Each application is unique and solving different needs based on business requirements. If the task of infrastructure management is too onerous and/or if you only want to pay for your computing time, then Fargate may be the right choice for you.

On the other hand, if you need greater control of the network resources or have large container workloads with consistent demand throughout the day, then it warrants maintaining a cluster of servers to run ECS or EKS. With the latter choice, you can use reserved or spot instances to offset your cost.

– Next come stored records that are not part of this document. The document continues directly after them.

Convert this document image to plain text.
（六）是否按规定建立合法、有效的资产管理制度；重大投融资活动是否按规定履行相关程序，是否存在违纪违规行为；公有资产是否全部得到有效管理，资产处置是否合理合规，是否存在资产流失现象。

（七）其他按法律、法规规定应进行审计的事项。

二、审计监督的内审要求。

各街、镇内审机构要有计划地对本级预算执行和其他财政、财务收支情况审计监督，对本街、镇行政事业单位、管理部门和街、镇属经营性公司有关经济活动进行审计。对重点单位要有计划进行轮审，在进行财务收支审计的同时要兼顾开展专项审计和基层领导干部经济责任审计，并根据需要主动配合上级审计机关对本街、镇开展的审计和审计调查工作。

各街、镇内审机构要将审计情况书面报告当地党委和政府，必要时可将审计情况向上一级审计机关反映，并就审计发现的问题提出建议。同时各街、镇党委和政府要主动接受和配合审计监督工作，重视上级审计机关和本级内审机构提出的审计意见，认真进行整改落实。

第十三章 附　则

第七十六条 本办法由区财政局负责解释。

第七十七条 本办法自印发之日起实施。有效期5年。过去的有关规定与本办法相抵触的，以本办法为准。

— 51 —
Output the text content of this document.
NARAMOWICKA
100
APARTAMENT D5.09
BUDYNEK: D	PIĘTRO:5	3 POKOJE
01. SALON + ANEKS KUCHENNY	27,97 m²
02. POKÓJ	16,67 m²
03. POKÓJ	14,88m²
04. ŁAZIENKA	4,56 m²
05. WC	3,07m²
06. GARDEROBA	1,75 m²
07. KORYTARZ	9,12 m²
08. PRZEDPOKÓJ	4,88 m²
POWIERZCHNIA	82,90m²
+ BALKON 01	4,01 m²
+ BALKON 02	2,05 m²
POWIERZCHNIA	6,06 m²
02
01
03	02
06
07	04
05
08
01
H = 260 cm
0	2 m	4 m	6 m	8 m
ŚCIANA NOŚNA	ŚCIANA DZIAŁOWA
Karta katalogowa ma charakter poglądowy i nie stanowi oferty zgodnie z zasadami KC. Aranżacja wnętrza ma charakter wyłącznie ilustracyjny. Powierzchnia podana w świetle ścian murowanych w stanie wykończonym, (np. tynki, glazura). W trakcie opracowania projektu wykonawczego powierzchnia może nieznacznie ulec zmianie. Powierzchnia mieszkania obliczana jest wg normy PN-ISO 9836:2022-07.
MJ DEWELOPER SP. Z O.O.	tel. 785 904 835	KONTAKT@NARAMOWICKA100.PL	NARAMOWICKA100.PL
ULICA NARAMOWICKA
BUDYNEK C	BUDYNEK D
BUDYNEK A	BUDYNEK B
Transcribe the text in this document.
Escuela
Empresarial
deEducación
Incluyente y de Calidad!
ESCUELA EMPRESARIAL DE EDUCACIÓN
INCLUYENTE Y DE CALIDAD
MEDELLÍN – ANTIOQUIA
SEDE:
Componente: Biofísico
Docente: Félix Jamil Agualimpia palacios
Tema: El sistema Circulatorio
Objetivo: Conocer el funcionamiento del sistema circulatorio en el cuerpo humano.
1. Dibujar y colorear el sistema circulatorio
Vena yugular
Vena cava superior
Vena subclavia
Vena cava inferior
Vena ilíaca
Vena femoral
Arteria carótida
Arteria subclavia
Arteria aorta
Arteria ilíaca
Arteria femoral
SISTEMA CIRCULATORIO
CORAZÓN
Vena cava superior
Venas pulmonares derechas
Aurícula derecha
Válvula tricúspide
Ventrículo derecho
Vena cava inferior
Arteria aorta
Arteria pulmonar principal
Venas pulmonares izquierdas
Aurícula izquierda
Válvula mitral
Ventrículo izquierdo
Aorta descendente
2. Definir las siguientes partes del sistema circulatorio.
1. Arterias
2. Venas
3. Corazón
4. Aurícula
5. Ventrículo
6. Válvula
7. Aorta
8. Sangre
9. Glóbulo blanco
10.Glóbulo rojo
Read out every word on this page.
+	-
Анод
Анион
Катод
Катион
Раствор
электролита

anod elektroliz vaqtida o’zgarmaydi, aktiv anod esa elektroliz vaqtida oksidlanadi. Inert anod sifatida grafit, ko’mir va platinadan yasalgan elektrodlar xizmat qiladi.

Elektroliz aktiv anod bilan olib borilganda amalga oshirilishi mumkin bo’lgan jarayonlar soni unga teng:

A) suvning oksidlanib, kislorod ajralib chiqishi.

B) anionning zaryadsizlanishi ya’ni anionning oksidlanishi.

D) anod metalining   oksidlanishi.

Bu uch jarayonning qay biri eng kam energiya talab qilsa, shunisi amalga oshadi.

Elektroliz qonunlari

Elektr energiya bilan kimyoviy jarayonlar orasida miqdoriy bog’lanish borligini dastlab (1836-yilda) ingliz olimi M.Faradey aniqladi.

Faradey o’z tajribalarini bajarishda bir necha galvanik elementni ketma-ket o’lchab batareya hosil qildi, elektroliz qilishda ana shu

Scenarios where Fargate is most Beneficial

Fargate can be used with any type of containerized application. However, this doesn’t mean that you will get the same benefit in every scenario. Fargate would be most beneficial for projects that need to reduce the time from ideation to realization such as proofs-of-concept and well-designed, decoupled, micro service-based architectures deployed in production environments.

Applications can consist of a mix of Fargate & Lambda to exploit the Serverless model.

Use Lambdas for small & tight services with low memory (<3GB) and small request-response cycles (<15 mins).

Use containers deployed on Fargate for: - Existing legacy services that cannot be trivially refactored, - Applications are written in languages not supported by Lambda, - Need to use large libraries that cannot fit into a Lambda profile (Quantlib, Scikit, etc), - Where you need more control over networking, compute horsepower or memory - Use cases that require a long in-process runtime.

Scenarios where Fargate may not be the Best Choice

  • When you require greater control of your EC2 instances to support networking, COTS applications that require broader customization options, then use ECS without Fargate.
  • When you want fast request-response cycle time then Lambda may be a good choice. This is especially true if you are using large container images written with object-heavy languages such as Java/Scala that requires significant initiation time to start the JVM and bootstrap objects.
  • By breaking down your application into smaller modules that fit into Lambdas and using Layers and Step Functions you can reap the benefits of Serverless architectures while paying only for your compute time.